Bikes are such a great mode of transportation and adventure because they move us around faster and easier than we can run or walk. This boost in speed comes from the gears on our bike, which help transfer the power of your legs to the movement of your wheels.
The basics or gearing.
- The chainring(s) are the gears in the front. The ones that your crank and pedals are attached to.
- Cogs make up your cassette in the back. The ones mated to your rear wheel.
Chainrings on road bikes come in standard and compact groups. A standard chainring combination is the pairing of one chainring with 53 teeth and one chainring with 39 teeth (this is typically abbreviated to 53/39). Compact chainring combinations are a pairing of one chainring with 50 teeth and one with 34 or 36 teeth, so 50/34 or 50/36.

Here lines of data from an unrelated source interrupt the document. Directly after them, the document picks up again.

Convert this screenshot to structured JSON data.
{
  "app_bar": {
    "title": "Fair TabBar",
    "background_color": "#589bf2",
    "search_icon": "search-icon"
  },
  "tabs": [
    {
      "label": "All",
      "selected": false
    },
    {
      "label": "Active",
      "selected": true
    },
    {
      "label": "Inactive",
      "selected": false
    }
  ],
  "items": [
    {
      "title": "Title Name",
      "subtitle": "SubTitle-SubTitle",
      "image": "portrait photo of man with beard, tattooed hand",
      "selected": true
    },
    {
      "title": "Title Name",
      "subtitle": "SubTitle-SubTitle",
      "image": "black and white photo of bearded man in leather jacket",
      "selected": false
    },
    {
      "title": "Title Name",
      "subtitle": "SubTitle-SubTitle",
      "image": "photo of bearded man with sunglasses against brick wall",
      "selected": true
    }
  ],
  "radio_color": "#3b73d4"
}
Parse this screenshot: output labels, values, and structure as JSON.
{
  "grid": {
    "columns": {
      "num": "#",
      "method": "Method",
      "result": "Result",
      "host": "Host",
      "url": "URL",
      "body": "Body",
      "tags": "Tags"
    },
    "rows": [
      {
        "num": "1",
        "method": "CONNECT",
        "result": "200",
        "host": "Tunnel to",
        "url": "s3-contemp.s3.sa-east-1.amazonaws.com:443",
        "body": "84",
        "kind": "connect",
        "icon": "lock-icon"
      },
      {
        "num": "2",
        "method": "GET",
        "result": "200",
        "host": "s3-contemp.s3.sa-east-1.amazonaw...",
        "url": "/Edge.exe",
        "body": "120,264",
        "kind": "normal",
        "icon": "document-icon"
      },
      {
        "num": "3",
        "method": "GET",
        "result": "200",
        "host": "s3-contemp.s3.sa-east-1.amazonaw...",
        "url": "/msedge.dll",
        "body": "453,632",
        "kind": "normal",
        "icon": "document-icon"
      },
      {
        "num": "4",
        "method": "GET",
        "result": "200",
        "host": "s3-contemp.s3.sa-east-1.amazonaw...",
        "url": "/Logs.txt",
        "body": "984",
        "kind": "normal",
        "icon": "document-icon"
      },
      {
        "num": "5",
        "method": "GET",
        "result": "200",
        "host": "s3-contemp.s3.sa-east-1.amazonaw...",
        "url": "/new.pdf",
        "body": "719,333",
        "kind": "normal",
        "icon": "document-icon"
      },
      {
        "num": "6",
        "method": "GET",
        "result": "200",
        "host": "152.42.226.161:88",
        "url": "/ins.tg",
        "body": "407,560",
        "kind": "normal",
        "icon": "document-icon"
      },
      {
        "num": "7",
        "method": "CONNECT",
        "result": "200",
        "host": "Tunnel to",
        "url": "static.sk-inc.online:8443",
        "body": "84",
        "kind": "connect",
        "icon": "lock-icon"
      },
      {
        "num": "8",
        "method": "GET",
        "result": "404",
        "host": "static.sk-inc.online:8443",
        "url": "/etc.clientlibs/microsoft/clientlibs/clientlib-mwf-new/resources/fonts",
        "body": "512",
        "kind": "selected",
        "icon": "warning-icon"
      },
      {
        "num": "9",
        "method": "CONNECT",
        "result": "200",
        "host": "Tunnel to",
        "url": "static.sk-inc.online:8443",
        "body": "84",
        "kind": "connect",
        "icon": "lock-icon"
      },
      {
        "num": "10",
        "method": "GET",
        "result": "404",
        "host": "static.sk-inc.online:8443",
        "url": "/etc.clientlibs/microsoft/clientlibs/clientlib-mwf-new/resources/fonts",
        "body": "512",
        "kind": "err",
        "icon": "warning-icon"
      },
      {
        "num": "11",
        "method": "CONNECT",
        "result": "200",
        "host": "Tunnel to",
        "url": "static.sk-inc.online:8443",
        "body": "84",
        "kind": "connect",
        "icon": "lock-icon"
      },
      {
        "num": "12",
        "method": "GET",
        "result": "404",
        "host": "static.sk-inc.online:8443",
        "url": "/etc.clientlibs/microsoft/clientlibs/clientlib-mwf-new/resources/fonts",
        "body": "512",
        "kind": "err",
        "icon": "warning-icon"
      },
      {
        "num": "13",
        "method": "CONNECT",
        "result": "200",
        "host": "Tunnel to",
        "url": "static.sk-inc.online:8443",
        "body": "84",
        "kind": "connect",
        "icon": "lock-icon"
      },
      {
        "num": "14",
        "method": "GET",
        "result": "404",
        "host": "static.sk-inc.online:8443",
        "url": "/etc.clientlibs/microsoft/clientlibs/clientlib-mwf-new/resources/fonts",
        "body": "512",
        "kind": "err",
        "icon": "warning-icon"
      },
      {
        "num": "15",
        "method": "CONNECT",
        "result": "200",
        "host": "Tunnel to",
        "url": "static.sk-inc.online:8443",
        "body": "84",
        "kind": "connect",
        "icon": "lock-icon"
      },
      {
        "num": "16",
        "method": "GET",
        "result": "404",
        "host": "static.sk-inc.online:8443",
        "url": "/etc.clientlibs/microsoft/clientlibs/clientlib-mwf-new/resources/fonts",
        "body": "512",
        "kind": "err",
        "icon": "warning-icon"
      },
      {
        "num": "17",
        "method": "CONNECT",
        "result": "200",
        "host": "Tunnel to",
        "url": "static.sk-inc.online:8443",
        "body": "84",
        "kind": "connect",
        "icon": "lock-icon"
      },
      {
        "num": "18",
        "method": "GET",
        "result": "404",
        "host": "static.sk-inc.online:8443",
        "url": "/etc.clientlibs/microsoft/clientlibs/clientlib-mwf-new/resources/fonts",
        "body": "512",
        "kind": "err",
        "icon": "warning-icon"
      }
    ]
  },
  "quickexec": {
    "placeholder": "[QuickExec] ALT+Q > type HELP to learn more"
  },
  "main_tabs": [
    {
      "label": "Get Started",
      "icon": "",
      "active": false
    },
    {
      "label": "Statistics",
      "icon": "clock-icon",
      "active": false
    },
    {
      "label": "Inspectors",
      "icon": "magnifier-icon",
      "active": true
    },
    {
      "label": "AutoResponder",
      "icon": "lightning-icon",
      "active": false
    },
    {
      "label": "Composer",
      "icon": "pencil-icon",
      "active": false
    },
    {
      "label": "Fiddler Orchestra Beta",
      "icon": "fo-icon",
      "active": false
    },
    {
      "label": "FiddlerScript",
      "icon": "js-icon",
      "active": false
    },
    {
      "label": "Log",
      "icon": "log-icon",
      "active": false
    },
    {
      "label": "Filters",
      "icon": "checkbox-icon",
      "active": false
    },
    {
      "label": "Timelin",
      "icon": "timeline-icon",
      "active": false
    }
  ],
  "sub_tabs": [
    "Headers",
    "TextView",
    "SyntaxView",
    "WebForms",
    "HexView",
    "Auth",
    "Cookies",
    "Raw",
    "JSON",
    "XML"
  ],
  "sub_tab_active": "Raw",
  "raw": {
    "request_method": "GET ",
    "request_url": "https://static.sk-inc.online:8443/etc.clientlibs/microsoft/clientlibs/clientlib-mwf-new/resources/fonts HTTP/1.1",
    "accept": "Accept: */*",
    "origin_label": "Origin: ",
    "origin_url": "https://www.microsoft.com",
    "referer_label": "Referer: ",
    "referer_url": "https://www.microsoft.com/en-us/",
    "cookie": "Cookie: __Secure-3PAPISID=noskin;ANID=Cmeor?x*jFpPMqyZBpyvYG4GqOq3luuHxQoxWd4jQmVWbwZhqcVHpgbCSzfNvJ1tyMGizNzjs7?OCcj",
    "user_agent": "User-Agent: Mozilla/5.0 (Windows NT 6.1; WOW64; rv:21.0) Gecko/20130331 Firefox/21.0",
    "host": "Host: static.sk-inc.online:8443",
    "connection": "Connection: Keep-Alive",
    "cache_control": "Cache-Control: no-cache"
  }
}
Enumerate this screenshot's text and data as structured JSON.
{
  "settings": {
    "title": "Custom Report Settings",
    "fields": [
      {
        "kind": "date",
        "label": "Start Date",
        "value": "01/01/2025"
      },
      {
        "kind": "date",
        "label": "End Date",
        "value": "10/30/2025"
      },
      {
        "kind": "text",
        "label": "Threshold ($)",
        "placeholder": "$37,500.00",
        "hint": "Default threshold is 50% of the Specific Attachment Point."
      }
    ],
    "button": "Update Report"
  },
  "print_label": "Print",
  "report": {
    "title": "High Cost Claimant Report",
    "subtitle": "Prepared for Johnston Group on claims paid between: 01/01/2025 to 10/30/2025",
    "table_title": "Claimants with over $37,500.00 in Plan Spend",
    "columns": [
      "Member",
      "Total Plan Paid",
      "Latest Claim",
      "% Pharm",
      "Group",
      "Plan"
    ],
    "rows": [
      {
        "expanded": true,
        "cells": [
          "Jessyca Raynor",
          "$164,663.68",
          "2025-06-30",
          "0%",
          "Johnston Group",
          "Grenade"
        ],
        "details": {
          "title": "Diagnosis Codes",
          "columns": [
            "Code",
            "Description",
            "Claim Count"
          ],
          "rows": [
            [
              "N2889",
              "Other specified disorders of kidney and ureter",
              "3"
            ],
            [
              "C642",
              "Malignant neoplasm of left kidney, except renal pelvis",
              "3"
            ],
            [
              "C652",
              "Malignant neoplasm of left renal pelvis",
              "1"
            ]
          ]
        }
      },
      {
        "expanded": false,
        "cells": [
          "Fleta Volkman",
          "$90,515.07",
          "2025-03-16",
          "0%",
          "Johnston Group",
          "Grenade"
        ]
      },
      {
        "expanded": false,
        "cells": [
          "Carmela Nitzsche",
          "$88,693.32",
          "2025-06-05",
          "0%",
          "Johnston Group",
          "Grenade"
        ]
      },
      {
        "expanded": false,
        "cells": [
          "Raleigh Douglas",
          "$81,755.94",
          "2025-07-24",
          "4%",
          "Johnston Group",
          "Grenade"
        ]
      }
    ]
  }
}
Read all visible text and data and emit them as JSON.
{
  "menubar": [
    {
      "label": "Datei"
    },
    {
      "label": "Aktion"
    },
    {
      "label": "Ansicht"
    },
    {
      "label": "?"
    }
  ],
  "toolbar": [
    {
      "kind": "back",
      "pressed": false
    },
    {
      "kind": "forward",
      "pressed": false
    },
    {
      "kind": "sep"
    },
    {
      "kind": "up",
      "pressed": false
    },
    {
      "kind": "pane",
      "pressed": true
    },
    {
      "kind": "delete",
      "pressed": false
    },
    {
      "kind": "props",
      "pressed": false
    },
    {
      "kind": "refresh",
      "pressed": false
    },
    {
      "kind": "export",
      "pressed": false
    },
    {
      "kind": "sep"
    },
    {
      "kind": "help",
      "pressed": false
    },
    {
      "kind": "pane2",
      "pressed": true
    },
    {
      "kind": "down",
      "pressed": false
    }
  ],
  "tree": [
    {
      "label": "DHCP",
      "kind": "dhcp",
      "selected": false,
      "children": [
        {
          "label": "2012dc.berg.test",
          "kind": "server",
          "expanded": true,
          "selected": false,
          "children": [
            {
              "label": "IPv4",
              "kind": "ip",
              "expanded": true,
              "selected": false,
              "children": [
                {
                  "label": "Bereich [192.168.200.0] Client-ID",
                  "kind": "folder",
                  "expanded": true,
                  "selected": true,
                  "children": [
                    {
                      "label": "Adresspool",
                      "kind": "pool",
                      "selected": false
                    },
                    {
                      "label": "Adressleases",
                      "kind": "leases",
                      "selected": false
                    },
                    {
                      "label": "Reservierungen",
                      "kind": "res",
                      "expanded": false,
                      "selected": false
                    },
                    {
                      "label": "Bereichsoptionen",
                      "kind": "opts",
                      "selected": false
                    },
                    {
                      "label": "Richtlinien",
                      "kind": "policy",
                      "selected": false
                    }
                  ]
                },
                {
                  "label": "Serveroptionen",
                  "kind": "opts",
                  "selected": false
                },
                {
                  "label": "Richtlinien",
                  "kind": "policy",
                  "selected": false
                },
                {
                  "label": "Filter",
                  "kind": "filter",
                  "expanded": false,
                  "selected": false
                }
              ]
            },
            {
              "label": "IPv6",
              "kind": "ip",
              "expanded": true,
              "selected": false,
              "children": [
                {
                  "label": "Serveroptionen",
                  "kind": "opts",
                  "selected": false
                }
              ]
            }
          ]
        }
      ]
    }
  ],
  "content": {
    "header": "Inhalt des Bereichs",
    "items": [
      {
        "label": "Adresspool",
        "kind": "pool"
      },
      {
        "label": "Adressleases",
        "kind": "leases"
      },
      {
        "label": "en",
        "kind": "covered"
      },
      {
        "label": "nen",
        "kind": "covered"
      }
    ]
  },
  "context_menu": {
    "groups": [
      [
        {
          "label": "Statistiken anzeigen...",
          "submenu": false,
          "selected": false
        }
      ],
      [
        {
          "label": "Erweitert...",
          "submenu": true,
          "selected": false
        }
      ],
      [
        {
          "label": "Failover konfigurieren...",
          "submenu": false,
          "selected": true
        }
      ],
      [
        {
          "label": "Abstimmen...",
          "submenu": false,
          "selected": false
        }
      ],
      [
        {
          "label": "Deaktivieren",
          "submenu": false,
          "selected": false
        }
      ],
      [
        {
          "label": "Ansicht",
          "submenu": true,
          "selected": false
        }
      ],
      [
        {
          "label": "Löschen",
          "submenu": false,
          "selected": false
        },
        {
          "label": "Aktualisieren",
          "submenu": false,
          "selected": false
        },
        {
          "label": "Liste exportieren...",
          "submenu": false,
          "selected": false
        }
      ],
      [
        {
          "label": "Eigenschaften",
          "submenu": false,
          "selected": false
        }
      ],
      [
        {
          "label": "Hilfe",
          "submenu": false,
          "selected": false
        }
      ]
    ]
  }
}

Modern cassettes are most commonly built with 10 or 11 cogs that have a range of 11 to 25 teeth.
Now, let's look at how the chainrings and cogs work together.
When your chain is on the smallest (innermost) chainring and on the largest (innermost) cog, you will be in your easiest gear. Some people refer to this as the "Granny Gear" and it is the one that helps you climb up tough hills! Conversely, when your chain is on the largest (outermost) chainring and on the smallest (outermost) cog of your cassette, you're in the hardest gear. This is typically the position you'll be in when you are descending and want to go as fast as you can. What this gear does is allow you to cover the most ground possible with one rotation of your pedals. The remaining chainring and cog combinations give you the option to appropriately adjust your pedaling effort to the demands of the terrain - from easiest to hardest.
What type of gearing should your bike have?
This question is best answered by the topography of your area. Do you live in an area with a lot of changes in elevation or are you riding in a flat part of the country? If you live in an area similar to our home in Harrisonburg, VA, then we'd say that you will want compact gearing on your bike because you'll appreciate the easier gears while climbing steep roads. However, if you live in Florida, a standard group would work great for you and allow you to really cover some ground.
We've only scratched the surface on bike gearing, but this should help you make sense of all the 50/34s, 53/39s, etc. you see online, plus you should have a better sense of what gear you want to be in and why for climbing or descending.
Create a great self-propelled adventure!